There’s doubtless something else behind the decision, however. Through its cartoon-style character design and relentless merchandising, Angry Birds has become very much a kid’s brand – but the match-three genre tends to be aimed at an older demographic. Candy Crush saga has proved a huge hit with female players – its key demographic is women aged between 25 and 45. Nibblers had to take a bit out of that sector, so its characters are cute but not childlike.

The game was soft launched in Canada, Australia, New Zealand and Finland in January (the latter so the development team’s friends and families could play). Rovio watched how the design was appreciated, but also how well it monetised. Unlike Angry Birds, a premium game with an upfront cost, Nibblers is swimming straight into the free-to-play ocean, with players able to buy extra moves or new characters when they’re stuck. Rovio is also toying with the currently trendy “incentivised video advertising” model: if you fail a level, the game asks if you want to look at a video advert in return for a free power-up at the start of your next go.

In terms of the gameplay, the big lesson has been to introduce the fresh gameplay elements slowly – match-three puzzle titles don’t usually have characters that move about the board, or boss baddie encounters – these are small but important shifts toward more “hardcore” gaming content.

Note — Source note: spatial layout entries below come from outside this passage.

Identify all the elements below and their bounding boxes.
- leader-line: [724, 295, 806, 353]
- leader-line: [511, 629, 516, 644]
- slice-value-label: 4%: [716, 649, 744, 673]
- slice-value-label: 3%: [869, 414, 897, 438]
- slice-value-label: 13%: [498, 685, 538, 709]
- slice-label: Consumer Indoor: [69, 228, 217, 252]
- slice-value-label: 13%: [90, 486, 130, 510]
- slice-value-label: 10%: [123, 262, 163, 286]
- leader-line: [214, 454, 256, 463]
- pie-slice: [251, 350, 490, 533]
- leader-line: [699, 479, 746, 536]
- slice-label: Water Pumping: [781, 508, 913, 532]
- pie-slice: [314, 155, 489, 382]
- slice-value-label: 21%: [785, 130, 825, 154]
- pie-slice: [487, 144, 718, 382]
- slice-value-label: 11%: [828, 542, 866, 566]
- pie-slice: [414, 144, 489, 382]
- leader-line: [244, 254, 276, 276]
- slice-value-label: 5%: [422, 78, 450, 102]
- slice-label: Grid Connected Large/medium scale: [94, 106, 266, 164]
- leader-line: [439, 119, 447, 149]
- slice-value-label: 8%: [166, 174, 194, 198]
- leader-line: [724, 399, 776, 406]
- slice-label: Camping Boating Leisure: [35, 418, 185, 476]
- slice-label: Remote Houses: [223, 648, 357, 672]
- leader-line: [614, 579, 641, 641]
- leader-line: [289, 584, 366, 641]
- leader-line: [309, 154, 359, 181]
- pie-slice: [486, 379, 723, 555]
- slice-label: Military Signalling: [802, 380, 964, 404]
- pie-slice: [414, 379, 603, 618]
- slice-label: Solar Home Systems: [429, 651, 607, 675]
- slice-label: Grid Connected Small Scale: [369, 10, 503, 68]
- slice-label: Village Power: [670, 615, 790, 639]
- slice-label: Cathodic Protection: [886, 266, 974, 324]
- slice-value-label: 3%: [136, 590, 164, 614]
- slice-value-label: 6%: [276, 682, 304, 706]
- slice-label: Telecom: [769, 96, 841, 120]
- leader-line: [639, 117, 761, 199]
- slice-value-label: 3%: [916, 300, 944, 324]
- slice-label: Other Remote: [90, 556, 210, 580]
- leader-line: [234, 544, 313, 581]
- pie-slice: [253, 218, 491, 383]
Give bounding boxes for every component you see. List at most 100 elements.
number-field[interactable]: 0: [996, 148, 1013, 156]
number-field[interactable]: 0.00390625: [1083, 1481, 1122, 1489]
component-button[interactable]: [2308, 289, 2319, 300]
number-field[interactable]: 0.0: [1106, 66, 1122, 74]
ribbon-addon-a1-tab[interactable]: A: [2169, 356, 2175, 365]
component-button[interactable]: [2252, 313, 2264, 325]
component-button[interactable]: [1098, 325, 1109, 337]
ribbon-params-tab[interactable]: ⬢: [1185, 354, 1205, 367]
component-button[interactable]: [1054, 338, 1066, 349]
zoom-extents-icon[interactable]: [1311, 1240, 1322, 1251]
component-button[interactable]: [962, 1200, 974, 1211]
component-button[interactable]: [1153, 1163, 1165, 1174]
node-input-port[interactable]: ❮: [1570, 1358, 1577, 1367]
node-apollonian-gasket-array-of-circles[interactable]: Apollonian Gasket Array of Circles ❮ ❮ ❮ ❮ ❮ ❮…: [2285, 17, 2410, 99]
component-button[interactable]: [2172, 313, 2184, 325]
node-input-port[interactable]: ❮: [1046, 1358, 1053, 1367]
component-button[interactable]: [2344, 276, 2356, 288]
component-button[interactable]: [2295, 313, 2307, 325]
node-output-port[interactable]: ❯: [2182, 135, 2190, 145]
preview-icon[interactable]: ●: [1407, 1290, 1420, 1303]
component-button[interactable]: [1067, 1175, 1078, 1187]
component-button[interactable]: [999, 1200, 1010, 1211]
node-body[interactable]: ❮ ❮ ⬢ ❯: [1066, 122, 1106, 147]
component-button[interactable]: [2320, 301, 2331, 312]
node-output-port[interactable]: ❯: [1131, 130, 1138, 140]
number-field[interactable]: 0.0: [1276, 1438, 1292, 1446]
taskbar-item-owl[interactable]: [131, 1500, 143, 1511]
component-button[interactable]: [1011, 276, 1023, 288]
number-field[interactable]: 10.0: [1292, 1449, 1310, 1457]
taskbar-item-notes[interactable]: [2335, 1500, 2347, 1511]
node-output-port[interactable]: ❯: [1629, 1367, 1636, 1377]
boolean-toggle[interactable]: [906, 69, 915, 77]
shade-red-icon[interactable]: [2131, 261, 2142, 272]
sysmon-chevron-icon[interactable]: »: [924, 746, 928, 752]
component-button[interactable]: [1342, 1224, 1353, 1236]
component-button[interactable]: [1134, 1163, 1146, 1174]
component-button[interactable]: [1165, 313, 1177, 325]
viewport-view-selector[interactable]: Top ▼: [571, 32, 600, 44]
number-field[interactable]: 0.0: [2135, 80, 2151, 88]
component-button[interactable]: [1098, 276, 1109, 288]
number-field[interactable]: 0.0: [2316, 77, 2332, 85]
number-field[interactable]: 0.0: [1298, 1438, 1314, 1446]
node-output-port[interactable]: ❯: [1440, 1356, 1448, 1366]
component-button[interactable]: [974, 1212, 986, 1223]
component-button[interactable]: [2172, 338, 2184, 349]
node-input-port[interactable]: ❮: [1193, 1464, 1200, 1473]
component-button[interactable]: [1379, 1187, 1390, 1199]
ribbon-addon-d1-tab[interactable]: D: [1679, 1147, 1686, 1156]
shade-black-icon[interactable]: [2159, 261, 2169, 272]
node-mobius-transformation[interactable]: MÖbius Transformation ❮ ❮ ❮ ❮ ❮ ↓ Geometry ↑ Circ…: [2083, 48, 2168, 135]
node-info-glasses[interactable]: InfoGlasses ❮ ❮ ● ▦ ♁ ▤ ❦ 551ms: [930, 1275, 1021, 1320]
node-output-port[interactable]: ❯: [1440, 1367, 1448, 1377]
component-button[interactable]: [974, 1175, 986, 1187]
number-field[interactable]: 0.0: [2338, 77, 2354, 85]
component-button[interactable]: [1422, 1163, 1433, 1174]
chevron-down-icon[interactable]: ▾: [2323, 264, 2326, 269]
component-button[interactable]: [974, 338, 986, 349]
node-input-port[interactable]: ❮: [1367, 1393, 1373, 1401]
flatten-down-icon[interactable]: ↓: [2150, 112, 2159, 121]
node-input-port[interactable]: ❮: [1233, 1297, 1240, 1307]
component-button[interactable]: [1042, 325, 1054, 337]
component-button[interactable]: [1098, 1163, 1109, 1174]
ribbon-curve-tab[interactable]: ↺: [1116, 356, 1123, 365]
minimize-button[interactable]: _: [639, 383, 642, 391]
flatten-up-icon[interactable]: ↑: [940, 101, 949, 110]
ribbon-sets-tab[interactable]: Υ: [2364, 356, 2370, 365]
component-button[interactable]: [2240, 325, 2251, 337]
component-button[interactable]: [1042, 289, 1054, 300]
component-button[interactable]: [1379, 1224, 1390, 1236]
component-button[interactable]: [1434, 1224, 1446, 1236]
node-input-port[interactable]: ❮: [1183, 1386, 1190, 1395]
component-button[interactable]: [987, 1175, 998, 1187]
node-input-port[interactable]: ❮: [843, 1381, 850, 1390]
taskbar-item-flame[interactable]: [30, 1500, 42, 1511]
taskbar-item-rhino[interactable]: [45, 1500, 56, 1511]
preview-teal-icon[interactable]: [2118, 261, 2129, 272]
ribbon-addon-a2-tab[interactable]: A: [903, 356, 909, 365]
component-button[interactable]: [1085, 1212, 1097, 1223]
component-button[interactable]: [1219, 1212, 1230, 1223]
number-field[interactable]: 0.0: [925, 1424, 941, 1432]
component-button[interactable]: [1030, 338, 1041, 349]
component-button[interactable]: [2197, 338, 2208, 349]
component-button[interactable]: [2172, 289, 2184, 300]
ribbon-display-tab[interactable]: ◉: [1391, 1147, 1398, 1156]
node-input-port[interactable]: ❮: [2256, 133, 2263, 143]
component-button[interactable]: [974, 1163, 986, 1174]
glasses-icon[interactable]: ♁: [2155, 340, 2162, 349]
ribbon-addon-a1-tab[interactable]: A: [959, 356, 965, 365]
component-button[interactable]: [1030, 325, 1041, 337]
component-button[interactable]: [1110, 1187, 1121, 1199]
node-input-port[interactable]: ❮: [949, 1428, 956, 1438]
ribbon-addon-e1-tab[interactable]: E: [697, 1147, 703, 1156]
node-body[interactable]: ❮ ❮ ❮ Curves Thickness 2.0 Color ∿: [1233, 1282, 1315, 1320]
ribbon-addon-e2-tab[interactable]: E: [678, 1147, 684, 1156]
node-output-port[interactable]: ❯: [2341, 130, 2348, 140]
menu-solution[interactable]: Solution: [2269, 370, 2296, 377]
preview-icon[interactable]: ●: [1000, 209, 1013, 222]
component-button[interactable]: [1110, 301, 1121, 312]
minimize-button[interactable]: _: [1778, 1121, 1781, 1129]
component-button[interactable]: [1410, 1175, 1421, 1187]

Apparently, the priority for the development team – now up to 20 people – is to ensure a fast flow of new content. Free-to-play games have to battle for retention in such a crowded market place and allowing a title to stagnate for even a few weeks will see players moving on elsewhere.

“We want to make sure we can produce a lot of levels in a very short time frame,” says Hämäläinen. “You have to keep giving your audience more things to play. We’re launching with 200 levels, and the first update will be two weeks later when we’re giving an extra 60 levels, and then we’re releasing more content every fortnight – more levels, new islands, new opponents or new game play types. That’s why we have a big team.”

Nibblers certainly resonates with typical Rovio qualities: the visuals and sound are super-polished, with lots of smooth animation and the usual over-the-top victory displays at the end of each stage. And the slightly more complex play dynamics may well bring back match-three fans, who have grown tired of the genre’s staid and limiting properties.